Lompat ke konten Lompat ke sidebar Lompat ke footer

Tongkrongan Melayu Kopi Daun Tak Kalah Elegan dengan Gaya Ngopi Modern

Ilustrasi Tongkrongan Melayu Kopi Daun (Dokpri)

Sebagian  masyarakat Indonesia, khususnya orang Melayu pasti kenal dengan kopi daun. Yaitu, daun kopi (kawa) diolah menjadi serbuk, kemudian diseduh dengan air hangat  dijadikan minuman segar.

Masyarakat Kerinci  sini meyebutnya “kawo sbuk kupi daun, atau kawo daun”.  Jika dibahasaindonesiakan = kawa serbuk daun kopi,  atau kopi daun. Mungkin masih ada istilah lain. Sebab Bahasa Kerinci punya kekhasan tersendiri. Beda desa, lain bahasa.

Mengapa   Harus Minum Kopi  Daun? 

Ilustrasi Tongkrongan Melayu Kopi Daun (Dokpri)

Menurut cerita orang tua-tua, sejak dahulu Indonesia dikenal sebagai negara penghasil kopi.  Tetapi, kaum penjajah hanya membolehkan pribumi minum daunnya. Sementara  biji kopi   mereka kirim ke negara Belanda.  Maka terciptalah istilah, “Melayu Kupi Daun”.  Orang Belanda minum kopi, orang Melayu minum daunnya.

Versi lain menyebutkan, dahulu nenek moyang orang Melayu minum daun kawo, karena mereka belum mengenal teh. Namun, saya belum menemukan  bukti sejarah yang mengukuhkan kedua  pernyataan tersebut.
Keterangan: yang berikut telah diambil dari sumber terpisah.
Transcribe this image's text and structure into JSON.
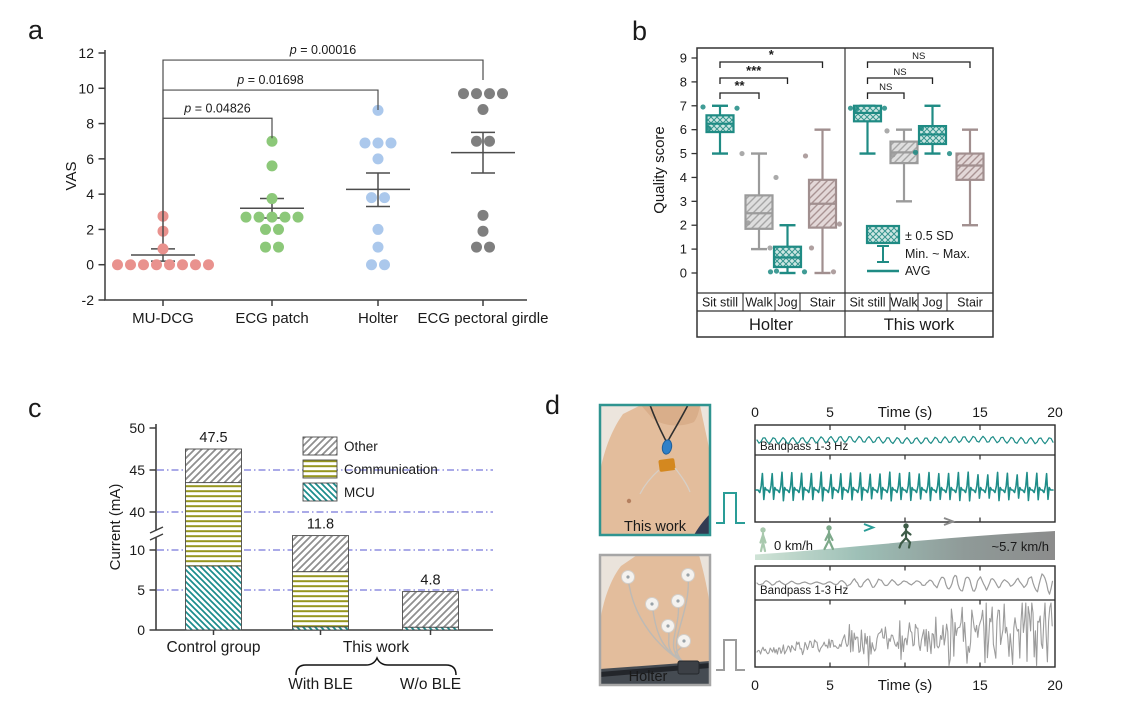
{
  "panels": {
    "a": "a",
    "b": "b",
    "c": "c",
    "d": "d"
  },
  "chart_data": [
    {
      "panel": "a",
      "type": "scatter",
      "ylabel": "VAS",
      "ylim": [
        -2,
        12
      ],
      "yticks": [
        -2,
        0,
        2,
        4,
        6,
        8,
        10,
        12
      ],
      "categories": [
        "MU-DCG",
        "ECG patch",
        "Holter",
        "ECG pectoral girdle"
      ],
      "colors": [
        "#e9928e",
        "#8cc879",
        "#abc8ec",
        "#7f7f7f"
      ],
      "points": [
        [
          0,
          0,
          0,
          0,
          0,
          0,
          0,
          0,
          0.9,
          1.9,
          2.75
        ],
        [
          1,
          1,
          2,
          2,
          2.7,
          2.7,
          2.7,
          2.7,
          2.7,
          3.75,
          5.6,
          7
        ],
        [
          0,
          0,
          1,
          2,
          3.8,
          3.8,
          6,
          6.9,
          6.9,
          6.9,
          8.75
        ],
        [
          1,
          1,
          1.9,
          2.8,
          7,
          7,
          8.8,
          9.7,
          9.7,
          9.7,
          9.7
        ]
      ],
      "mean": [
        0.55,
        3.2,
        4.27,
        6.35
      ],
      "err_low": [
        0.2,
        2.65,
        3.3,
        5.2
      ],
      "err_high": [
        0.9,
        3.75,
        5.2,
        7.5
      ],
      "pvalues": [
        {
          "label": "p = 0.04826",
          "from": 0,
          "to": 1,
          "height": 8.3
        },
        {
          "label": "p = 0.01698",
          "from": 0,
          "to": 2,
          "height": 9.9
        },
        {
          "label": "p = 0.00016",
          "from": 0,
          "to": 3,
          "height": 11.6
        }
      ]
    },
    {
      "panel": "b",
      "type": "box",
      "ylabel": "Quality score",
      "ylim": [
        0,
        9
      ],
      "legend": {
        "box": "± 0.5 SD",
        "whisker": "Min. ~ Max.",
        "line": "AVG"
      },
      "groups": [
        {
          "name": "Holter",
          "boxes": [
            {
              "cat": "Sit still",
              "color": "teal",
              "min": 5,
              "max": 7,
              "q1": 5.9,
              "q3": 6.6,
              "avg": 6.25,
              "marks": [
                6.95,
                6.9,
                6.05
              ]
            },
            {
              "cat": "Walk",
              "color": "gray",
              "min": 1,
              "max": 5,
              "q1": 1.85,
              "q3": 3.25,
              "avg": 2.5,
              "marks": [
                5,
                4,
                2.1,
                1.05
              ]
            },
            {
              "cat": "Jog",
              "color": "teal",
              "min": 0,
              "max": 2,
              "q1": 0.25,
              "q3": 1.1,
              "avg": 0.65,
              "marks": [
                0.05,
                0.05,
                0.08
              ]
            },
            {
              "cat": "Stair",
              "color": "mauve",
              "min": 0,
              "max": 6,
              "q1": 1.9,
              "q3": 3.9,
              "avg": 2.9,
              "marks": [
                4.9,
                2.05,
                1.05,
                0.05
              ]
            }
          ],
          "sig": [
            {
              "to": 1,
              "label": "**"
            },
            {
              "to": 2,
              "label": "***"
            },
            {
              "to": 3,
              "label": "*"
            }
          ]
        },
        {
          "name": "This work",
          "boxes": [
            {
              "cat": "Sit still",
              "color": "teal",
              "min": 5,
              "max": 7,
              "q1": 6.35,
              "q3": 7,
              "avg": 6.7,
              "marks": [
                6.9,
                6.9,
                6.85
              ]
            },
            {
              "cat": "Walk",
              "color": "gray",
              "min": 3,
              "max": 6,
              "q1": 4.6,
              "q3": 5.5,
              "avg": 5.05,
              "marks": [
                5.95,
                5.9,
                4.95
              ]
            },
            {
              "cat": "Jog",
              "color": "teal",
              "min": 5,
              "max": 7,
              "q1": 5.4,
              "q3": 6.15,
              "avg": 5.8,
              "marks": [
                5.05,
                5,
                6.05
              ]
            },
            {
              "cat": "Stair",
              "color": "mauve",
              "min": 2,
              "max": 6,
              "q1": 3.9,
              "q3": 5,
              "avg": 4.5,
              "marks": []
            }
          ],
          "sig": [
            {
              "to": 1,
              "label": "NS"
            },
            {
              "to": 2,
              "label": "NS"
            },
            {
              "to": 3,
              "label": "NS"
            }
          ]
        }
      ]
    },
    {
      "panel": "c",
      "type": "bar",
      "ylabel": "Current (mA)",
      "yticks": [
        0,
        5,
        10,
        40,
        45,
        50
      ],
      "gridlines": [
        5,
        10,
        40,
        45
      ],
      "axis_break_between": [
        10,
        40
      ],
      "series_order": [
        "MCU",
        "Communication",
        "Other"
      ],
      "legend": [
        "Other",
        "Communication",
        "MCU"
      ],
      "colors": {
        "MCU": "#1a8c8c",
        "Communication": "#96961e",
        "Other": "#8f8f8f"
      },
      "bars": [
        {
          "label": "Control group",
          "total": 47.5,
          "segments": {
            "MCU": 8,
            "Communication": 35.5,
            "Other": 4
          }
        },
        {
          "label": "With BLE",
          "total": 11.8,
          "segments": {
            "MCU": 0.4,
            "Communication": 6.9,
            "Other": 4.5
          }
        },
        {
          "label": "W/o BLE",
          "total": 4.8,
          "segments": {
            "MCU": 0.35,
            "Communication": 0,
            "Other": 4.45
          }
        }
      ],
      "group_labels": [
        "Control group",
        "This work"
      ],
      "sub_labels": [
        "With BLE",
        "W/o BLE"
      ]
    },
    {
      "panel": "d",
      "type": "line",
      "photo_labels": [
        "This work",
        "Holter"
      ],
      "x_axis": {
        "title": "Time (s)",
        "ticks": [
          0,
          5,
          15,
          20
        ],
        "range": [
          0,
          20
        ]
      },
      "top_trace_label": "Bandpass 1-3 Hz",
      "bottom_trace_label": "Bandpass 1-3 Hz",
      "speed_start": "0 km/h",
      "speed_end": "~5.7 km/h",
      "series": [
        {
          "name": "This work",
          "color": "#1e8d88"
        },
        {
          "name": "Holter",
          "color": "#9c9c9c"
        }
      ]
    }
  ]
}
Terlepas dari itu, ada fakta mencengangkan di balik nikmatnya minuman kawo sbuk kupi daun. Pada tahun 2014, penelitian di Inggris menemukan bahwa minuman daun kawo lebih sehat ketimbang teh dan biji kopi. Sebab, daun kawa mengandung senyawa yang bermanfaat mengurangi risiko penyakit jantung dan diabetes seperti Antioksidan, (coffeeland.co.id).

Tidak heran, minuman ini tetap eksis di kalangan masyarakat Indonesia, khususnya bagi masyarakat Melayu Kerinci.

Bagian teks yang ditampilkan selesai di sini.